Monday, March 12, 2007

Winston Churchill: Anti-?

In 1937, Winston Churchill wrote this article, which has only recently been uncovered:

...they are inviting persecution -- that they have been partly responsible for the antagonism from which they suffer.


[THE TYPICAL REPRESENTATIVE OF THE MYSTERY RACE] looks different. He thinks differently. He has a different tradition and background. He refuses to be absorbed.

So, a brief quizz. What race is Churchill criticizing for failing to assimilate? And did his charge, in its historical context, have merit, or were his comments racist? Does his charge have merit today? Actually, probably it does not. But then why do we ask some tribes to change their dress habits, for example, and not others?

(Note: I might be a bit heavy handed on the comments this time out, assuming there are comments. The evil bald one might be out there, waiting to pounce.)

And as a PS, if anyone has found a link to the entire article, I would love to read it. At the time, Churchill's secretary advised him it would be "inadvisable" to publish this and it never saw the light of day.


Mike said...

We should immediately contact the PB moderators to ensure that anyone that quotes Churchill be given an indefinite suspension from the roll...

Jason Cherniak said...

Churchhill was a "racist" in the sense that he believed different races had different qualities. That's how people thought in his time. You have to view it in context.

Mike said...

"You have to view it in context."

Right back at ya....

bigcitylib said...


Its still how many people think.

But specifically, d'you think his charge--that's Jews refuse to assimilate--racist, either when uttered in 1937 or now?

Lord Kitchener's Own said...

Gee, I wonder what parallel BCL is trying to establish?

Anyway, show me a post-WWII comment where Churchill expresses indifference to a renewed rounding up of the Jews and I'll agree. Parallel established.

As for the quotes here, the worst of it is this idea that Jews are "partly responsible for the antagonism from which they suffer". His observationa that Jews are different from Christians isn't that politely stated, but it's hardly even remarkable, let alone anti-semitic. If someone (oh, I don't know who) had said recently that the actions of Jewish lobby groups or even just "the Jews" were "partly responsible" for the rise in anti-semitism, we wouldn't even be discussing this.

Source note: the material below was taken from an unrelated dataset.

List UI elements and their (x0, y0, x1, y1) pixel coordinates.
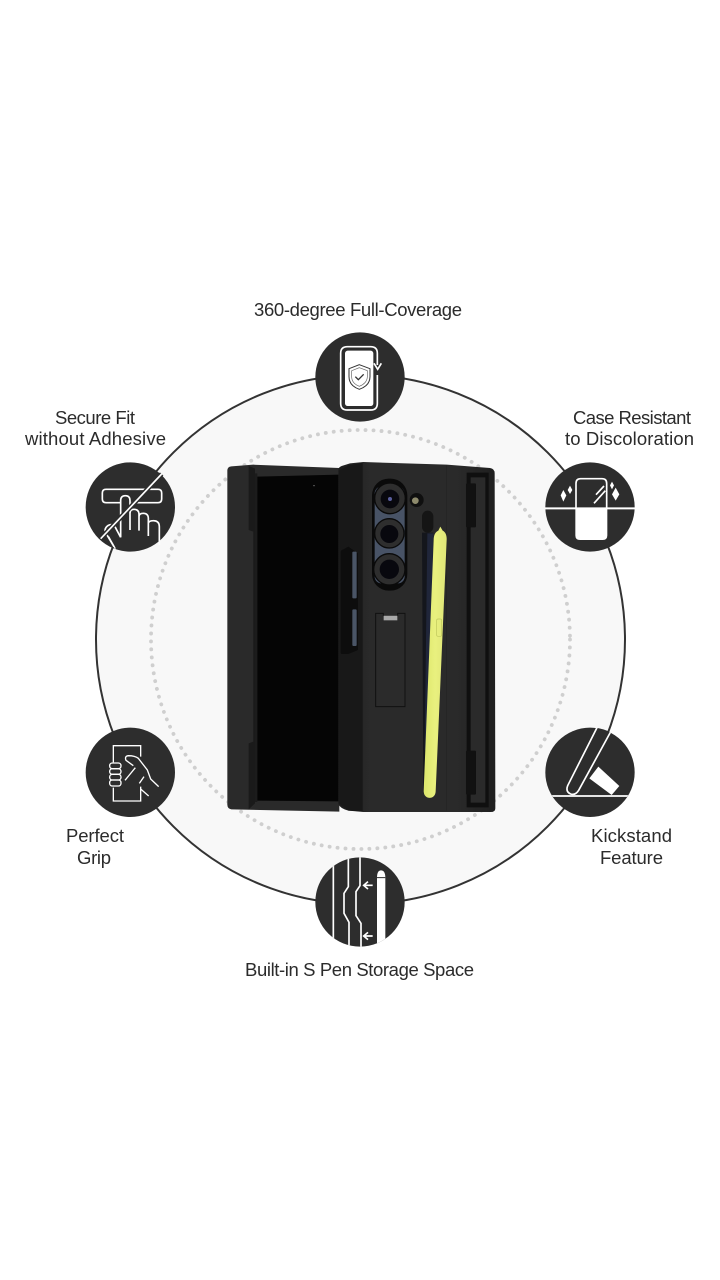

Expressing a pre-holocaust observation that the Jews might bear some responsibility for the antagonism they then faced is patently different from expressing a post-holocaust indifference to the renewed rounding up of the Jews. Suggesting a group is partly responsible for their own persecution is bad, I grant you. Stating an indifference to the persecution itself is worse.

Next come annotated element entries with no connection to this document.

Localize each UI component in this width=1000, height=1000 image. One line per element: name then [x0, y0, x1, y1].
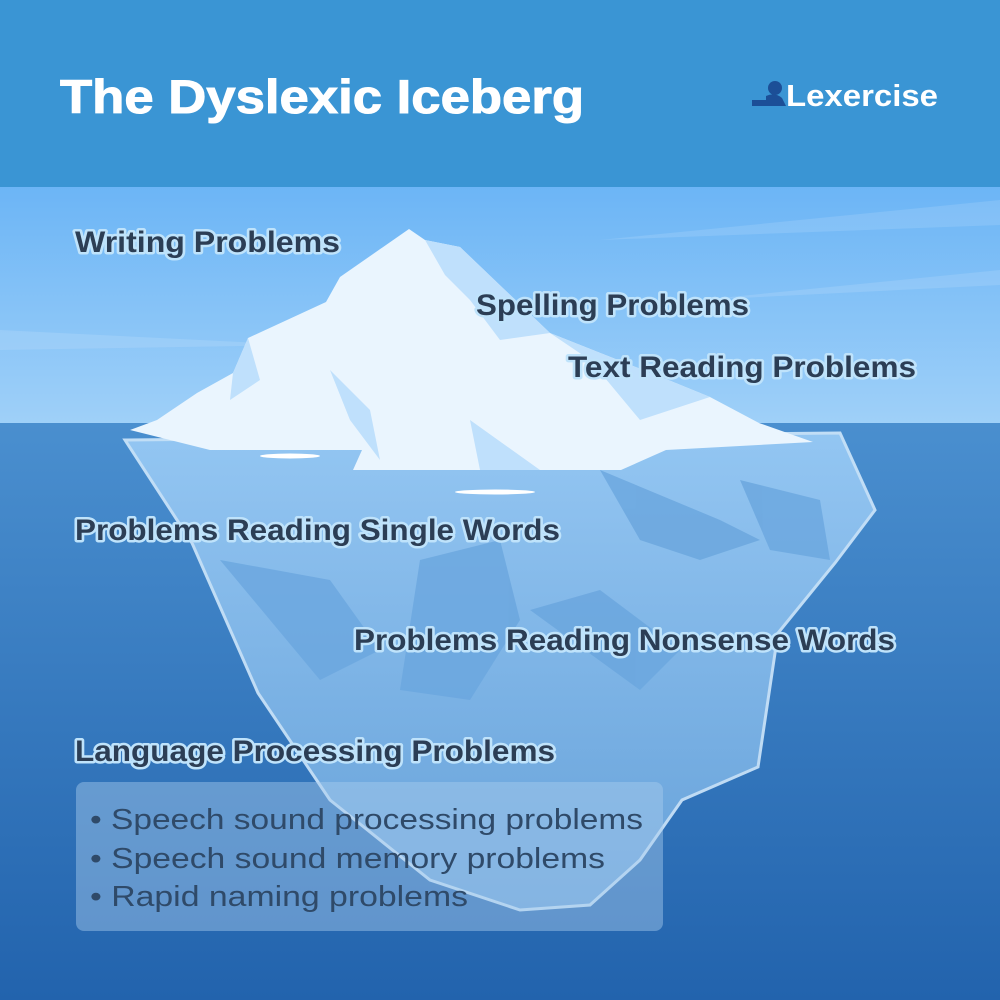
header [0, 0, 1000, 187]
label: writing problems: Writing Problems [75, 226, 340, 259]
labels [75, 226, 916, 768]
iceberg underwater [125, 433, 875, 910]
panel: language processing list: • Rapid naming problems [90, 881, 468, 913]
panel: language processing list [76, 782, 663, 931]
iceberg above water [130, 229, 813, 494]
logo: Lexercise: Lexercise [786, 78, 938, 113]
icon: child reading [752, 81, 786, 106]
sky [0, 187, 1000, 424]
label: nonsense words: Problems Reading Nonsense Words [354, 624, 895, 657]
sea [0, 423, 1000, 1000]
label: language processing: Language Processing Problems [75, 735, 555, 768]
label: single words: Problems Reading Single Words [75, 514, 560, 547]
label: text reading problems: Text Reading Problems [568, 351, 916, 384]
label: spelling problems: Spelling Problems [476, 289, 749, 322]
title: The Dyslexic Iceberg [60, 70, 584, 123]
panel: language processing list: • Speech sound memory problems [90, 843, 605, 875]
panel: language processing list: • Speech sound processing problems [90, 804, 643, 836]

And Mike, your comment is inane. That's all, just wanted to say your comment was inane.

bigcitylib said...
This comment has been removed by the author.
bigcitylib said...

I am not drawing parallels, LK.

So pre 1939 Churchill's saying that Jews might be partly responsible for anti-semitism because they refuse to assimilate is okay. Okay and true, or okay but false?

Post 1945,it is not okay? But not okay because it is not true? Or not okay regardless of its truth?

Lord Kitchener's Own said...

No, it's not "OK" in 1937, nor in 1945, however I do think one's understanding of the potential evils that can arise out of anti-semitism must be greater in 1945 than 1937, so there is less excuse, such as there is any excuse, for making such statements post-holocaust.

If there's no parallel here though, then I wonder what the point of this post is? Winston Churchill was a bit of a racist? Well, yeah. And people generally were a lot more racist in 1937 then they are today. So what?

I just can't shake the idea though that this post is suggesting "if it's good enough for Winston Churchill...". Or, at the very least, "You can't attack anyone for saying something inexcusible if you won't attack Churchill for saying this".

Ti-Guy said...

And people generally were a lot more racist in 1937 then they are today. So what?

How do you actually know this? Diverse people have been living together for millenia. Right now, expressions of racism are not fashionable. But don't tell the anti-Muslims that, of course.

I think we now have a much better understanding of rule of law and human rights, or, at least, we've codified these concepts more exhaustively. But are people any less or more racist than before?

I, quite frankly, don't really know. I'm surprised some people seem to actually *know* this, one way or the other.

Ti-Guy said...

Churchhill was a "racist" in the sense that he believed different races had different qualities. That's how people thought in his time. You have to view it in context.

You know, when you address issues like this, you really sound like a dillettante. It's time for you to grow up, Jason. You may be a fresh-faced, elfin enfant terrible lawyer, but on issues like this, you are simply out of your league.

Anonymous said...

Doesn't appear to reflect any hatred against them. Nothing to see here.